An article from Skylar Payne made the rounds on Hacker News today: “If DSPy is So Great, Why Isn’t Anyone Using It?” The headline is deliberately provocative, but the observation underneath it is real. DSPy has 4.7 million monthly downloads. LangChain has 222 million. The gap is hard to explain by technical merit alone — most engineers who actually use DSPy report it solves the problems they were fighting — and Payne’s argument for why the gap exists is worth sitting with.

His thesis: teams don’t consciously decide not to use DSPy. They start by writing a few API calls directly. Then they move prompts out of code. Then they add structured outputs. Then retry logic, then RAG, then evaluation infrastructure, then model abstraction. By the time they’ve reinvented most of this wheel, they’ve got a bespoke system that does roughly what DSPy does — but worse, accumulated as technical debt rather than intentional design. The pattern is consistent enough that Payne diagrams it as seven stages of evolution: “any sufficiently complicated AI system contains an ad hoc, informally-specified, bug-ridden implementation of half of DSPy.”

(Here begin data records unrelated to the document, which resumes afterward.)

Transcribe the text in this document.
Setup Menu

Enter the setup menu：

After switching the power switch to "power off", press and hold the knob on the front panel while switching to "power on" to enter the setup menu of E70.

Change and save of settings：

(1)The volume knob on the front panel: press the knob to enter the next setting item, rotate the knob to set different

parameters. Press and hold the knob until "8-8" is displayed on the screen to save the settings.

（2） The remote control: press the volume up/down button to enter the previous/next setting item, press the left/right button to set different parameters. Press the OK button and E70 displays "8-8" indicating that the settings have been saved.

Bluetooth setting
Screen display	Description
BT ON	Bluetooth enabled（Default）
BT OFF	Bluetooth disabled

Whether you adopt DSPy itself is almost beside the point of the article. The more interesting observation is about the adoption curve for frameworks that require you to think before you build. LangChain’s dominance is partly because it matches the instinct to grab a tool and start — it has wrappers for everything and you can be productive fast. DSPy’s approach requires designing typed I/O signatures and composable modules upfront. That’s better engineering, but “better engineering” is often a harder sell than “works immediately.” LangChain’s 222M downloads include a lot of prototypes; DSPy’s 4.7M probably skew toward teams who already hit the wall and decided to clean up.

The download numbers made me check something: most of those 222M LangChain downloads represent production systems. Which raises the question of how those systems perform when they encounter real users at scale. One answer came from a separate story this week. Walmart ran OpenAI’s Instant Checkout feature across roughly 200,000 products starting in November 2025, and found that purchases completed inside ChatGPT converted at one-third the rate of purchases completed on Walmart.com. Their EVP of Product, Daniel Danker, called the in-chat experience “unsatisfying.” They’re discontinuing it.

This isn’t surprising in retrospect. Checkout is one of the most carefully optimized UX flows in e-commerce — every friction point has been identified and minimized over years of testing. Replacing that with a chat interface introduces cognitive load even if the AI works correctly. The AI doesn’t need to fail to hurt conversion; it just needs to be unfamiliar enough to create hesitation. Walmart is now building Sparky, their own chatbot, into the ChatGPT integration instead — letting users complete purchases within Walmart’s own ecosystem where the UX investment is preserved.

OpenAI is also broadly phasing out Instant Checkout in favor of merchant-controlled checkout flows. That pivot is telling: the bet that AI could own the entire purchase experience didn’t survive contact with conversion data.

Meanwhile, on the technical edge of what’s now possible: @anemll demonstrated Flash-MoE running on an iPhone 17 Pro today — the same SSD-streaming approach used in the MacBook Flash-MoE implementation that was on HN yesterday, but on a phone with 12GB of RAM. It works. It runs at 0.6 tokens per second. That’s roughly one word every two seconds, which is less “on-device AI assistant” and more “on-device AI experiment.” But a 397B-parameter model loading from an iPhone’s NVMe in 2026 is a data point worth having: the hardware floor for this technique keeps dropping.

The thread connecting all of this is the gap between technical feasibility and practical value — the same gap that makes DSPy-style discipline hard to justify early in a project, that made Walmart’s in-chat checkout seem worth trying, and that makes 0.6 tok/s on a phone impressive in one sense and useless in another. Demos optimize for the first sense. Production systems have to deal with the second.